L'équipe a testé leur modèle en vérifiant ses prédictions sur l'activité
dans le cortex temporal inférieur des macaques rhésus. Ils ont
présenté des macaques avec 175 images, montrant 25 individus
dans sept poses, et ont enregistré les signatures neuronales à partir
de «patchs faciaux», des zones de traitement visuel spécialisées
dans la reconnaissance faciale. Ils ont également montré les images
à leur réseau d'apprentissage en profondeur. Dans le réseau,
l'activation des neurones artificiels dans la première couche
représente l'image 2D et l'activation dans la dernière couche
représente les paramètres 3D. "En cours de route, il passe par un
tas de transformations, qui semblent vous faire passer de la 2D à la
3D", a déclaré Tenenbaum.
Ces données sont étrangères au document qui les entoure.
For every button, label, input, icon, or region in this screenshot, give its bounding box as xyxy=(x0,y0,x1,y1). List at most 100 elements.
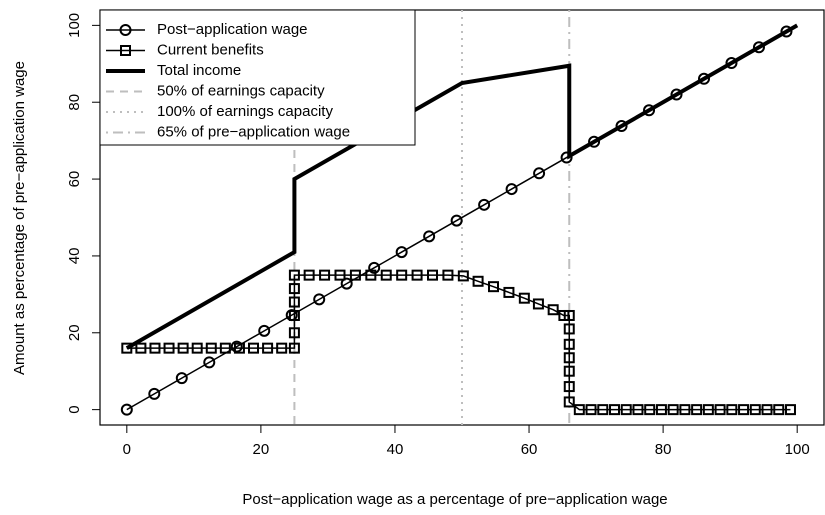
marker xyxy=(121,342,133,354)
marker xyxy=(563,309,575,321)
x-tick-label: 20 xyxy=(253,441,270,458)
marker xyxy=(505,183,518,196)
legend-label: 100% of earnings capacity xyxy=(157,103,333,120)
legend-label: Current benefits xyxy=(157,41,264,58)
marker xyxy=(411,269,423,281)
marker xyxy=(258,324,271,337)
marker xyxy=(563,396,575,408)
marker xyxy=(340,277,353,290)
marker xyxy=(288,296,300,308)
marker xyxy=(749,404,761,416)
marker xyxy=(319,269,331,281)
marker xyxy=(702,404,714,416)
legend-label: 50% of earnings capacity xyxy=(157,82,325,99)
marker xyxy=(288,342,300,354)
y-axis-label: Amount as percentage of pre−application … xyxy=(11,61,28,375)
marker xyxy=(632,404,644,416)
marker xyxy=(334,269,346,281)
marker xyxy=(752,41,765,54)
legend-label: 65% of pre−application wage xyxy=(157,123,350,140)
marker xyxy=(450,214,463,227)
marker xyxy=(288,283,300,295)
marker xyxy=(563,352,575,364)
marker xyxy=(620,404,632,416)
marker xyxy=(442,269,454,281)
marker xyxy=(609,404,621,416)
marker xyxy=(135,342,147,354)
marker xyxy=(472,275,484,287)
marker xyxy=(691,404,703,416)
marker xyxy=(262,342,274,354)
legend-label: Total income xyxy=(157,62,241,79)
marker xyxy=(288,309,300,321)
marker xyxy=(149,342,161,354)
marker xyxy=(726,404,738,416)
marker xyxy=(303,269,315,281)
marker xyxy=(597,404,609,416)
marker xyxy=(349,269,361,281)
marker xyxy=(313,293,326,306)
x-tick-label: 80 xyxy=(655,441,672,458)
marker xyxy=(177,342,189,354)
marker xyxy=(563,323,575,335)
marker xyxy=(396,269,408,281)
marker xyxy=(288,327,300,339)
legend-label: Post−application wage xyxy=(157,21,308,38)
marker xyxy=(288,269,300,281)
marker xyxy=(503,286,515,298)
marker xyxy=(175,372,188,385)
marker xyxy=(120,403,133,416)
marker xyxy=(615,120,628,133)
series-line xyxy=(126,274,791,411)
marker xyxy=(203,356,216,369)
marker xyxy=(773,404,785,416)
series-line xyxy=(125,23,799,350)
marker xyxy=(547,304,559,316)
legend-box xyxy=(99,9,416,146)
marker xyxy=(205,342,217,354)
marker xyxy=(427,269,439,281)
marker xyxy=(784,404,796,416)
marker xyxy=(365,269,377,281)
marker xyxy=(276,342,288,354)
marker xyxy=(368,261,381,274)
marker xyxy=(457,270,469,282)
marker xyxy=(573,404,585,416)
marker xyxy=(585,404,597,416)
marker xyxy=(148,387,161,400)
marker xyxy=(191,342,203,354)
legend-marker xyxy=(119,24,132,36)
y-tick-label: 20 xyxy=(66,324,83,341)
marker xyxy=(518,292,530,304)
marker xyxy=(423,230,436,243)
marker xyxy=(532,298,544,310)
marker xyxy=(248,342,260,354)
marker xyxy=(563,365,575,377)
marker xyxy=(563,381,575,393)
marker xyxy=(761,404,773,416)
y-tick-label: 100 xyxy=(66,13,83,38)
marker xyxy=(478,198,491,211)
marker xyxy=(533,167,546,180)
marker xyxy=(670,88,683,101)
marker xyxy=(380,269,392,281)
marker xyxy=(233,342,245,354)
marker xyxy=(725,57,738,70)
marker xyxy=(698,72,711,85)
marker xyxy=(714,404,726,416)
marker xyxy=(563,338,575,350)
x-tick-label: 0 xyxy=(123,441,131,458)
y-tick-label: 40 xyxy=(66,248,83,265)
marker xyxy=(230,340,243,353)
marker xyxy=(395,246,408,259)
marker xyxy=(667,404,679,416)
marker xyxy=(488,281,500,293)
marker xyxy=(644,404,656,416)
marker xyxy=(560,151,573,164)
marker xyxy=(588,135,601,148)
x-tick-label: 60 xyxy=(521,441,538,458)
y-tick-label: 80 xyxy=(66,94,83,111)
marker xyxy=(163,342,175,354)
marker xyxy=(655,404,667,416)
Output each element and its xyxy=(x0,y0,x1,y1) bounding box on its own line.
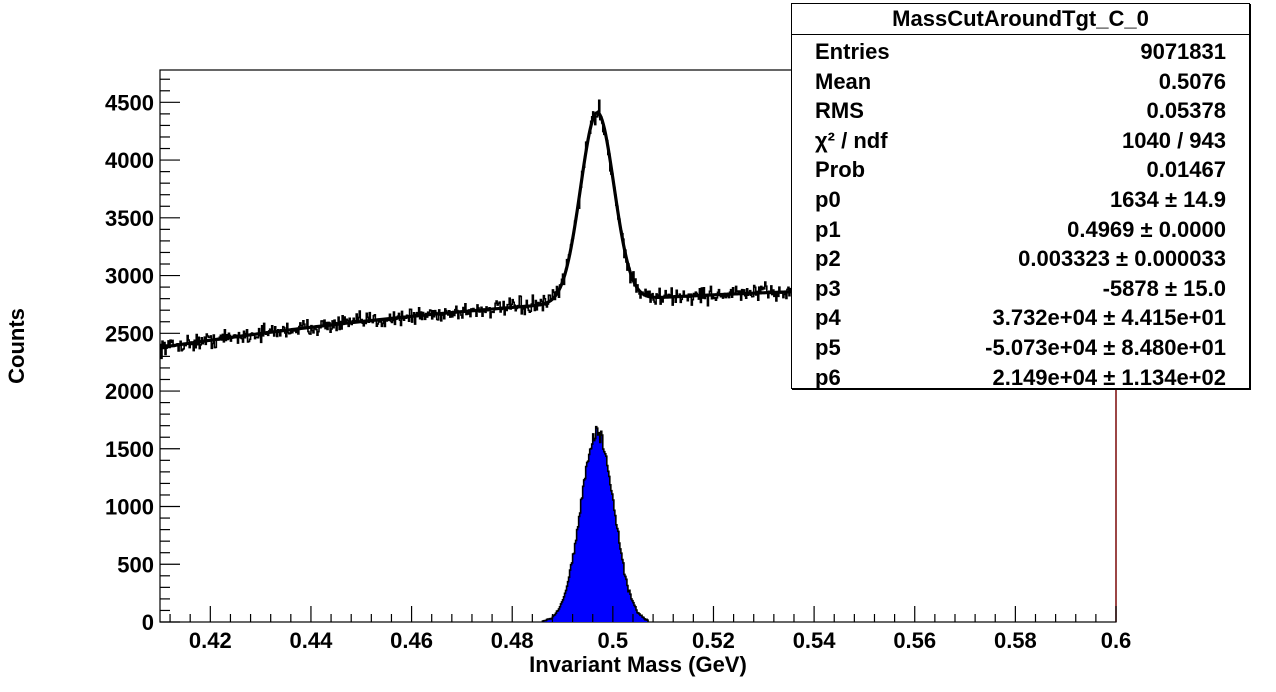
stats-row: Prob 0.01467 xyxy=(792,155,1249,185)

Ils ont constaté que les trois dernières
couches du réseau correspondaient remarquablement bien aux
trois dernières couches du réseau de traitement du visage des
macaques.
EN RELATION:

1. Un modèle mathématique révèle les secrets de la vision


2. Fondations conçues pour une théorie générale des réseaux de
neurones
3. Une nouvelle stratégie d'IA imite la façon dont les cerveaux
apprennent à sentir
Cela suggère que les cerveaux utilisent des combinaisons de
modèles génératifs et de reconnaissance non seulement pour
reconnaître et caractériser des objets, mais pour inférer les structures
causales inhérentes aux scènes, le tout en un instant. Tenenbaum
reconnaît que leur modèle ne prouve pas que le cerveau fonctionne
de cette façon. «Mais cela permet de poser ces questions d'une
manière mécaniste plus fine», a-t-il déclaré. «Cela devrait ... nous
motiver à le traverser.»
Note de l'éditeur: Daniel Yamins et James DiCarlo reçoivent un
financement de recherche de la Simons Collaboration on the Global
Brain , qui fait partie de la Simons Foundation, l'organisation qui
finance également ce magazine indépendant sur le plan
rédactionnel. Les décisions de financement de la Fondation Simons
n'ont aucune incidence sur la couverture de Quanta . Veuillez
consulter cette page pour plus de détails.